Math is the subject sixth grader Harmoni Knight finds hardest, but that’s changing. In-class tutors and “data chats” at her middle school in Compton, California, have made a dramatic difference, the 11-year-old said. She proudly pulled up a performance tracker at a tutoring session last week, displaying a column of perfect 100% scores on all her weekly quizzes from January. Still, many students remain half a year behind in the subjects of math and reading.

Since the pandemic first shuttered American classrooms, schools have poured federal and local relief money into interventions like the ones in Harmoni’s classroom, hoping to help students catch up academically following COVID-19 disruptions.

But a new analysis of state and national test scores shows the average student remains half a grade level behind pre-pandemic achievement in both reading and math. In reading, students are even further behind than they were in 2022, the analysis shows.

Compton is an outlier, making some of the biggest two-year gains in both subjects among large districts. And there are other bright spots, along with evidence that interventions like tutoring and summer programs are working.

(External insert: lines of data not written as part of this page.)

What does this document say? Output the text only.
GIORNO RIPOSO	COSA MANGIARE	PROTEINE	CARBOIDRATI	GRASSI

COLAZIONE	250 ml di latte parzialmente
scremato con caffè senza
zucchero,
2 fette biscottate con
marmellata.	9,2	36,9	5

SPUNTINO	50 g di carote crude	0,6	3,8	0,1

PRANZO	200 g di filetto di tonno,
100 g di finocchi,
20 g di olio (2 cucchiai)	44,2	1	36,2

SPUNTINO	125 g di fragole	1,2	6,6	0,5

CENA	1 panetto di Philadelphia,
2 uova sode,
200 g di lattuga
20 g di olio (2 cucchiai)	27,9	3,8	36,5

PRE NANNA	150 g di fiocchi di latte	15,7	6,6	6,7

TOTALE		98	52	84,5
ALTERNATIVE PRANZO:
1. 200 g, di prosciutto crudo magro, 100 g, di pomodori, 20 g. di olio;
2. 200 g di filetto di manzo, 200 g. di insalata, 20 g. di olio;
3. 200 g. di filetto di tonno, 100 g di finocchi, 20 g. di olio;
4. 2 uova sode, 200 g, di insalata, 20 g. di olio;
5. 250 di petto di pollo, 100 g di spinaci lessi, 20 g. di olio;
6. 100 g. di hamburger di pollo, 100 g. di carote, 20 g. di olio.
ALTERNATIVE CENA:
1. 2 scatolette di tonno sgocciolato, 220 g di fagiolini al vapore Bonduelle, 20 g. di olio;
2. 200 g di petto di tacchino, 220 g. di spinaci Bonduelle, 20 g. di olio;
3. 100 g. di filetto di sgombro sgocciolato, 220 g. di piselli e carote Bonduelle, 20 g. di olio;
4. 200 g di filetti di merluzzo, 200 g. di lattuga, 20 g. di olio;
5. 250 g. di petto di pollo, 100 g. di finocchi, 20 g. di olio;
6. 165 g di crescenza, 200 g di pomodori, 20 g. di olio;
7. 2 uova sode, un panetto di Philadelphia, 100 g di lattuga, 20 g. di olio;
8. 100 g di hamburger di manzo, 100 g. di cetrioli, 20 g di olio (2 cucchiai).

The Education Recovery Scorecard analysis by researchers at Harvard, Stanford and Dartmouth allows year-to-year comparisons across states and districts, providing the most comprehensive picture yet of how American students are performing since COVID-19 first disrupted learning.

The most recent data is based on tests taken by students in spring 2024. By then, the worst of the pandemic was long past, but schools were still dealing with a mental health crisis and high rates of absenteeism — not to mention students who’d had crucial learning disrupted.

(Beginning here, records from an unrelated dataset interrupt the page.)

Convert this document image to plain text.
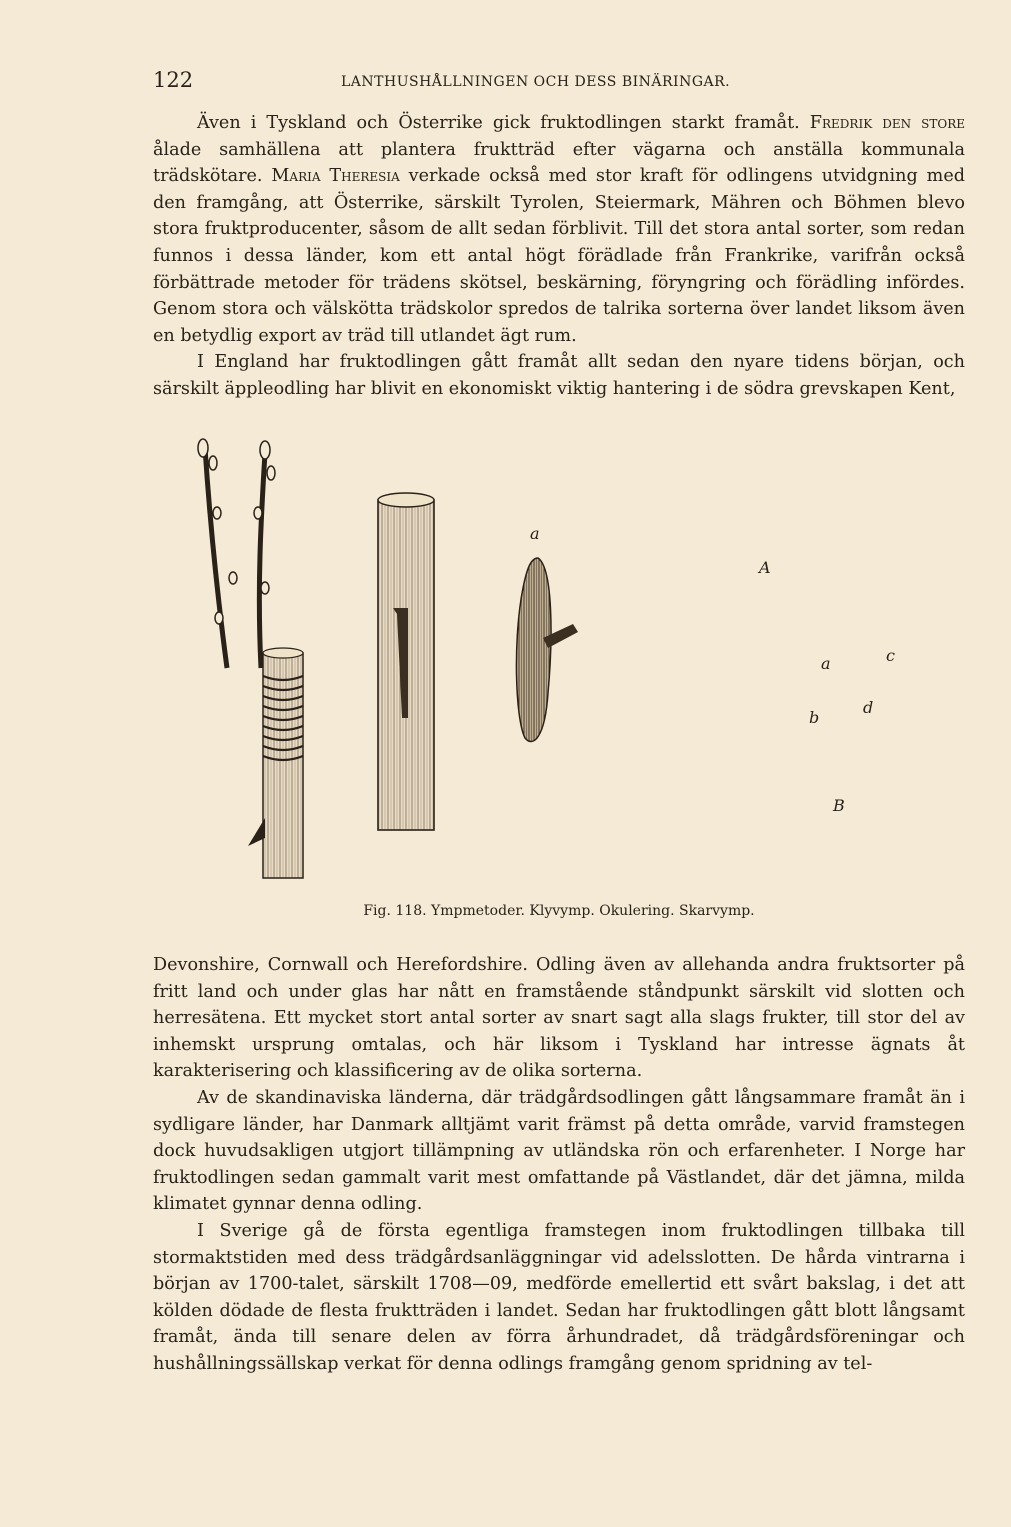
122	LANTHUSHÅLLNINGEN OCH DESS BINÄRINGAR.

Även i Tyskland och Österrike gick fruktodlingen starkt framåt. Fredrik den store ålade samhällena att plantera fruktträd efter vägarna och anställa kommunala trädskötare. Maria Theresia verkade också med stor kraft för odlingens utvidgning med den framgång, att Österrike, särskilt Tyrolen, Steiermark, Mähren och Böhmen blevo stora fruktproducenter, såsom de allt sedan förblivit. Till det stora antal sorter, som redan funnos i dessa länder, kom ett antal högt förädlade från Frankrike, varifrån också förbättrade metoder för trädens skötsel, beskärning, föryngring och förädling infördes. Genom stora och välskötta trädskolor spredos de talrika sorterna över landet liksom även en betydlig export av träd till utlandet ägt rum.

I England har fruktodlingen gått framåt allt sedan den nyare tidens början, och särskilt äppleodling har blivit en ekonomiskt viktig hantering i de södra grevskapen Kent,

a
A
a
b
c
d
B
Fig. 118. Ympmetoder. Klyvymp. Okulering. Skarvymp.

Devonshire, Cornwall och Herefordshire. Odling även av allehanda andra fruktsorter på fritt land och under glas har nått en framstående ståndpunkt särskilt vid slotten och herresätena. Ett mycket stort antal sorter av snart sagt alla slags frukter, till stor del av inhemskt ursprung omtalas, och här liksom i Tyskland har intresse ägnats åt karakterisering och klassificering av de olika sorterna.

Av de skandinaviska länderna, där trädgårdsodlingen gått långsammare framåt än i sydligare länder, har Danmark alltjämt varit främst på detta område, varvid framstegen dock huvudsakligen utgjort tillämpning av utländska rön och erfarenheter. I Norge har fruktodlingen sedan gammalt varit mest omfattande på Västlandet, där det jämna, milda klimatet gynnar denna odling.

I Sverige gå de första egentliga framstegen inom fruktodlingen tillbaka till stormaktstiden med dess trädgårdsanläggningar vid adelsslotten. De hårda vintrarna i början av 1700-talet, särskilt 1708—09, medförde emellertid ett svårt bakslag, i det att kölden dödade de flesta fruktträden i landet. Sedan har fruktodlingen gått blott långsamt framåt, ända till senare delen av förra århundradet, då trädgårdsföreningar och hushållningssällskap verkat för denna odlings framgång genom spridning av tel-
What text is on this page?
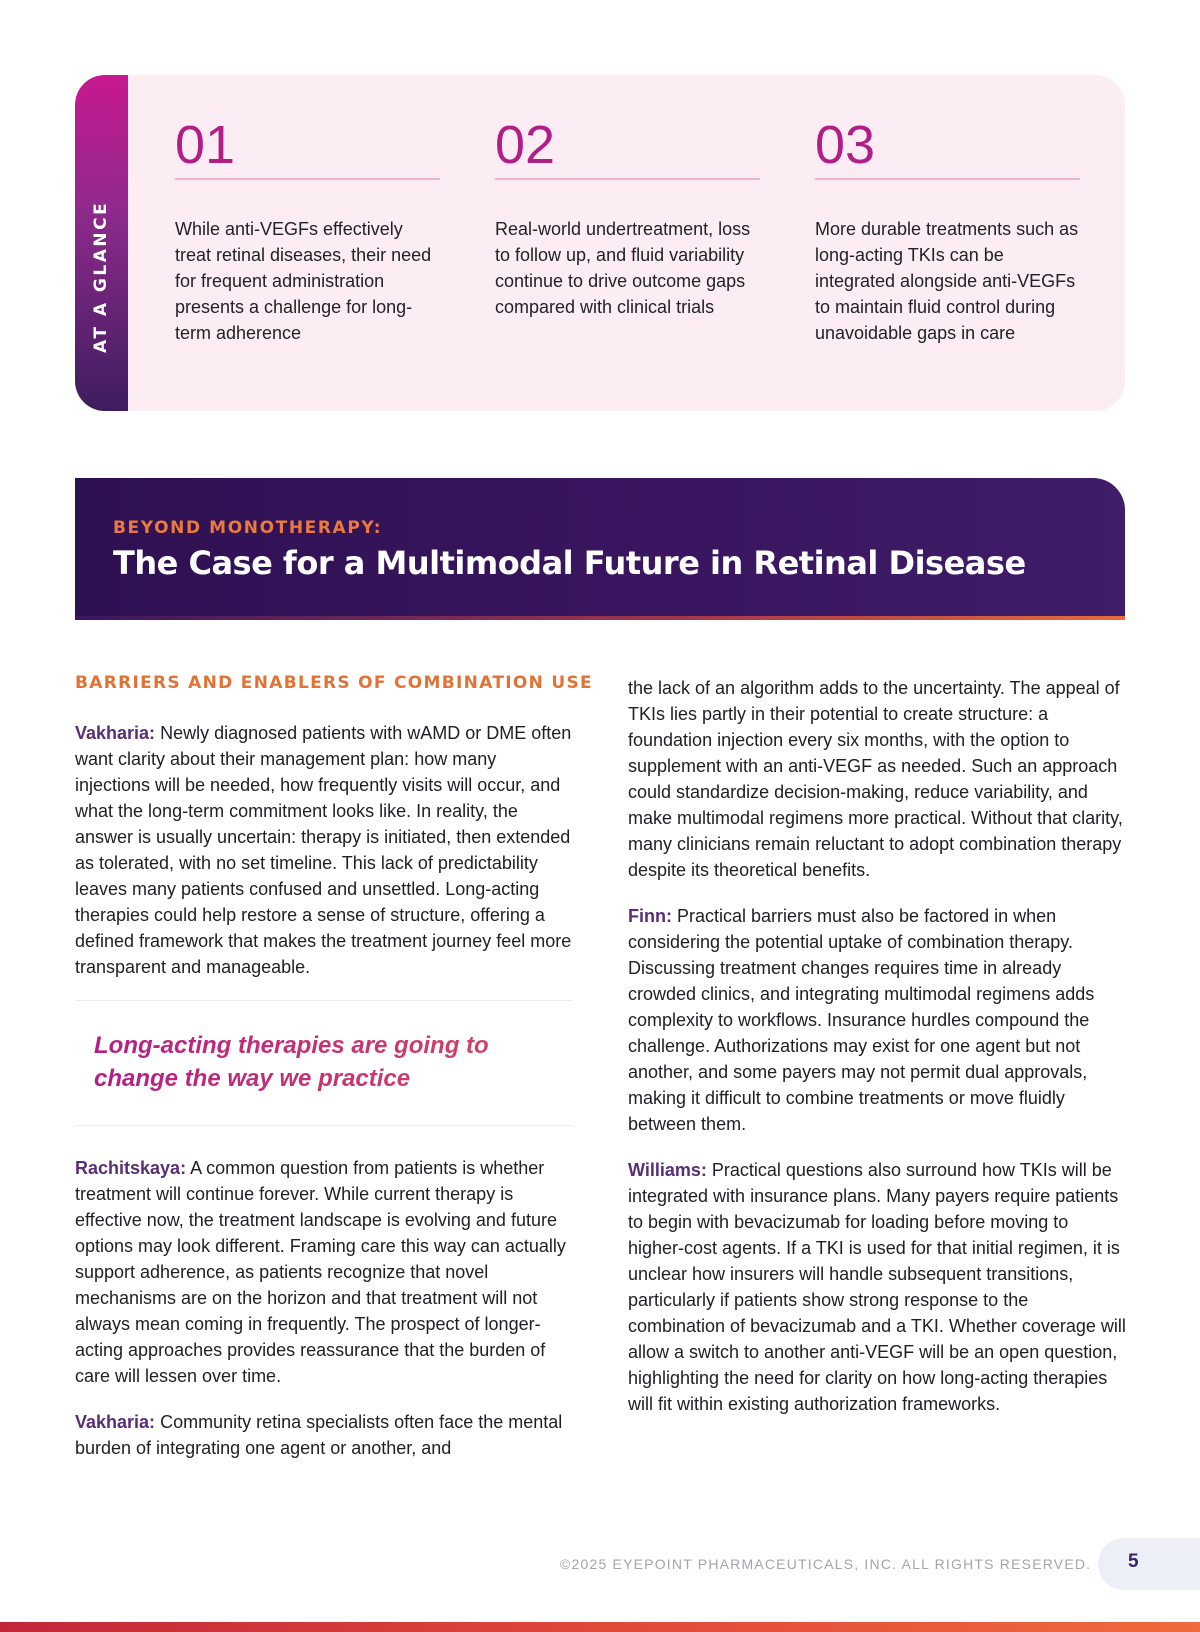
AT A GLANCE
01
While anti-VEGFs effectively treat retinal diseases, their need for frequent administration presents a challenge for long-term adherence
02
Real-world undertreatment, loss to follow up, and fluid variability continue to drive outcome gaps compared with clinical trials
03
More durable treatments such as long-acting TKIs can be integrated alongside anti-VEGFs to maintain fluid control during unavoidable gaps in care
BEYOND MONOTHERAPY:
The Case for a Multimodal Future in Retinal Disease
BARRIERS AND ENABLERS OF COMBINATION USE

Vakharia: Newly diagnosed patients with wAMD or DME often want clarity about their management plan: how many injections will be needed, how frequently visits will occur, and what the long-term commitment looks like. In reality, the answer is usually uncertain: therapy is initiated, then extended as tolerated, with no set timeline. This lack of predictability leaves many patients confused and unsettled. Long-acting therapies could help restore a sense of structure, offering a defined framework that makes the treatment journey feel more transparent and manageable.

Long-acting therapies are going to change the way we practice

Rachitskaya: A common question from patients is whether treatment will continue forever. While current therapy is effective now, the treatment landscape is evolving and future options may look different. Framing care this way can actually support adherence, as patients recognize that novel mechanisms are on the horizon and that treatment will not always mean coming in frequently. The prospect of longer-acting approaches provides reassurance that the burden of care will lessen over time.

Vakharia: Community retina specialists often face the mental burden of integrating one agent or another, and

the lack of an algorithm adds to the uncertainty. The appeal of TKIs lies partly in their potential to create structure: a foundation injection every six months, with the option to supplement with an anti-VEGF as needed. Such an approach could standardize decision-making, reduce variability, and make multimodal regimens more practical. Without that clarity, many clinicians remain reluctant to adopt combination therapy despite its theoretical benefits.

Finn: Practical barriers must also be factored in when considering the potential uptake of combination therapy. Discussing treatment changes requires time in already crowded clinics, and integrating multimodal regimens adds complexity to workflows. Insurance hurdles compound the challenge. Authorizations may exist for one agent but not another, and some payers may not permit dual approvals, making it difficult to combine treatments or move fluidly between them.

Williams: Practical questions also surround how TKIs will be integrated with insurance plans. Many payers require patients to begin with bevacizumab for loading before moving to higher-cost agents. If a TKI is used for that initial regimen, it is unclear how insurers will handle subsequent transitions, particularly if patients show strong response to the combination of bevacizumab and a TKI. Whether coverage will allow a switch to another anti-VEGF will be an open question, highlighting the need for clarity on how long-acting therapies will fit within existing authorization frameworks.

©2025 EYEPOINT PHARMACEUTICALS, INC. ALL RIGHTS RESERVED. 5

“The losses are not just due to what happened during the 2020 to 2021 school year, but the aftershocks that have hit schools in the years since the pandemic,” said Tom Kane, a Harvard economist who worked on the scorecard.

In some cases, the analysis shows school districts are struggling when their students may have posted decent results on their state tests. That’s because each state adopts its own assessments, and those aren’t comparable to each other. Those differences can make it impossible to tell whether students are performing better because of their progress, or whether those shifts are because the tests themselves are changing, or the state has lowered its standards for proficiency.